Dernier week-end de Janvier, le dernier titre personnel de l'excellent
Bastien Vives fait aussi et sans doute partie de ces titres les plus doux, un album qui peut prouver sans devoir de rédemption que
Bastien Vivés n'est pas seulement un dessinateur du sulfureux et de la provocation.
Cela n'empêche ce dernier week-end de jouer doucement avec la flamme de la relation adultère , la passion amoureuse, voilà un thème qui semble tout de même récurrent dans l'oeuvre de Vivès . Ce dernier album peut ainsi se fondre dans une trilogie débutée par le provocant
Une Soeur et le troublant
le Chemisier. le
Dernier Week-end de Janvier ajoute un nouvel âge à cette passion amoureuse, à ce flirt qui libère, cette fois entre deux adultes : l'un est un dessinateur de bd invité à Angoulème, blasé dans ses séances de dédicaces qui s'enchainent et l'autre est une femme, docteur orl assez classe ne s'intéressant pas forcément au monde de la bd mais dont le mari est un passionné.
A Angoulême, par l'entremet du mari aveugle, ces deux personnes se croisent, se rencontre, se donnez rendez-vous puis s'aiment en secret... Une histoire d'amour bref et intense au dehors du fameux festival de bd.
Le scénario de ce nouvel album de
Bastien Vivès manque de trouble et de nuances comparés à ces autres titres. L'intrigue se simplifie à cette piste qu'est l'adultère traitée toujours avec une certaine douceur et cette liberté chère au dessinateur qui prend ici surtout plaisir à mettre en scène le neuvième art à travers son personnage de Denis Choupin, un dessinateur reconnu et expérimenté mais aussi un peu figé dans ce festival sans surprises où les artistes sont un peu assaillis par leurs fans venu réclamer leurs petits dessins.

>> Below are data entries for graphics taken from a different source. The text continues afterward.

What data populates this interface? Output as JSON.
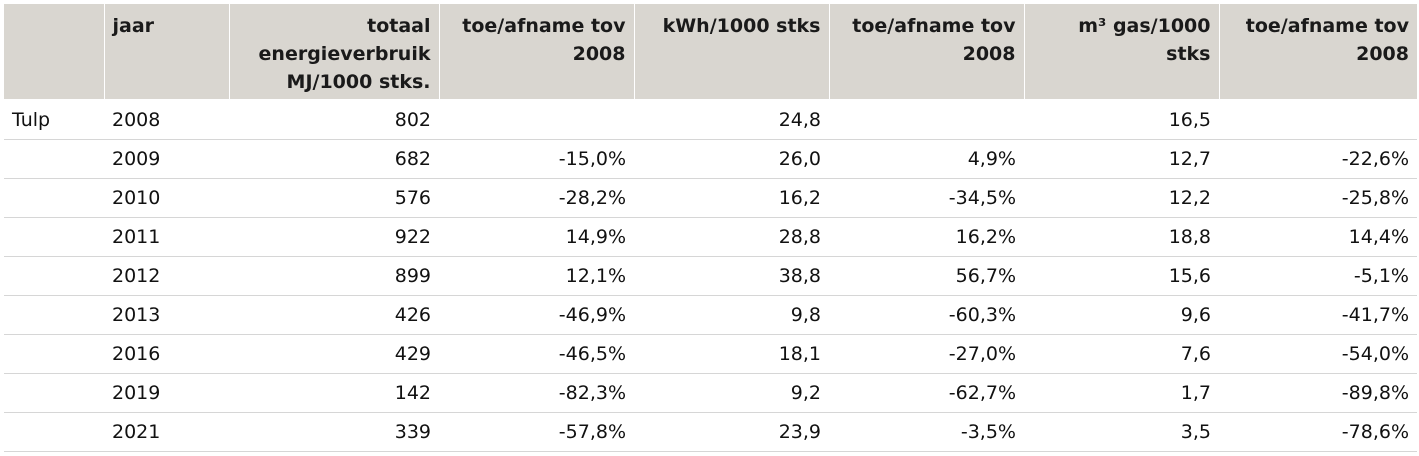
{
  "table": {
    "headers": [
      "",
      "jaar",
      "totaal energieverbruik MJ/1000 stks.",
      "toe/afname tov 2008",
      "kWh/1000 stks",
      "toe/afname tov 2008",
      "m³ gas/1000 stks",
      "toe/afname tov 2008"
    ],
    "rows": [
      [
        "Tulp",
        "2008",
        "802",
        "",
        "24,8",
        "",
        "16,5",
        ""
      ],
      [
        "",
        "2009",
        "682",
        "-15,0%",
        "26,0",
        "4,9%",
        "12,7",
        "-22,6%"
      ],
      [
        "",
        "2010",
        "576",
        "-28,2%",
        "16,2",
        "-34,5%",
        "12,2",
        "-25,8%"
      ],
      [
        "",
        "2011",
        "922",
        "14,9%",
        "28,8",
        "16,2%",
        "18,8",
        "14,4%"
      ],
      [
        "",
        "2012",
        "899",
        "12,1%",
        "38,8",
        "56,7%",
        "15,6",
        "-5,1%"
      ],
      [
        "",
        "2013",
        "426",
        "-46,9%",
        "9,8",
        "-60,3%",
        "9,6",
        "-41,7%"
      ],
      [
        "",
        "2016",
        "429",
        "-46,5%",
        "18,1",
        "-27,0%",
        "7,6",
        "-54,0%"
      ],
      [
        "",
        "2019",
        "142",
        "-82,3%",
        "9,2",
        "-62,7%",
        "1,7",
        "-89,8%"
      ],
      [
        "",
        "2021",
        "339",
        "-57,8%",
        "23,9",
        "-3,5%",
        "3,5",
        "-78,6%"
      ]
    ]
  }
}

Le personnage du mari trompé est un bel exemple ironique de fan frustré qui envie l'autre côté mais se contente de récolter telles des médailles les nombreuses signatures dessinés de ses auteurs favoris comme un chasseur. Derrière ce personnage de grand naïf obsédé par la bd , Vivès dresse un portrait sans concession du fan aveugle même si l'intrigue se recentre surtout sur ces deux êtres qui se rencontrent à Angoulème. Il continue d'allonger un petit regard critique, notamment sur le manque de dessinatrices à Angoulême par le biais d'une case très significative (" Ah oui, mais il me faut un badge fille...") ou encore des portraits tirés comme l'accompagnatrice aux yeux cernées ou le vieux collectionneur riche avides de planches originales ... En somme,
Bastien Vivès porte un regard amusé mais aussi gentiment critique sur le milieu de la bande dessinée avec une vision plus vraie que nature.
Par contre, il n'y a pas grand chose à dire sur cette histoire d'amour, sur ce coup de foudre. Les personnages sont très classiques, voir même clichés entre le quarantenaire aux portes de la cinquantaine qui retrouve une petite jeunesse et la femme classe, sensuelle, à la
Catherine Deneuve. le trait minimaliste et les moments de silence de Vivès qui ne noient jamais ses personnages dans un flot de répliques significatives vient ici conforter l'album dans un trop grand classicisme.
En somme, le
Dernier Week-end de Janvier demeure surtout intéressant pour son cadre et le portrait légèrement au vitriol que Vivès fait du monde de la bande dessinée. Mais derrière cela, on sent que l'auteur a voulu trop adoucir son ton. Il en résulte une nouvelle peinture de la relation adultère, un peu sulfureuse mais moins provocante que dans ses derniers albums. Une bd assez classique qui surprend moins, ce qui est un peu regrettable pour un titre de
Bastien Vivès qui, je l'espère, ne va pas perdre de sa liberté face aux démagogues de la morale.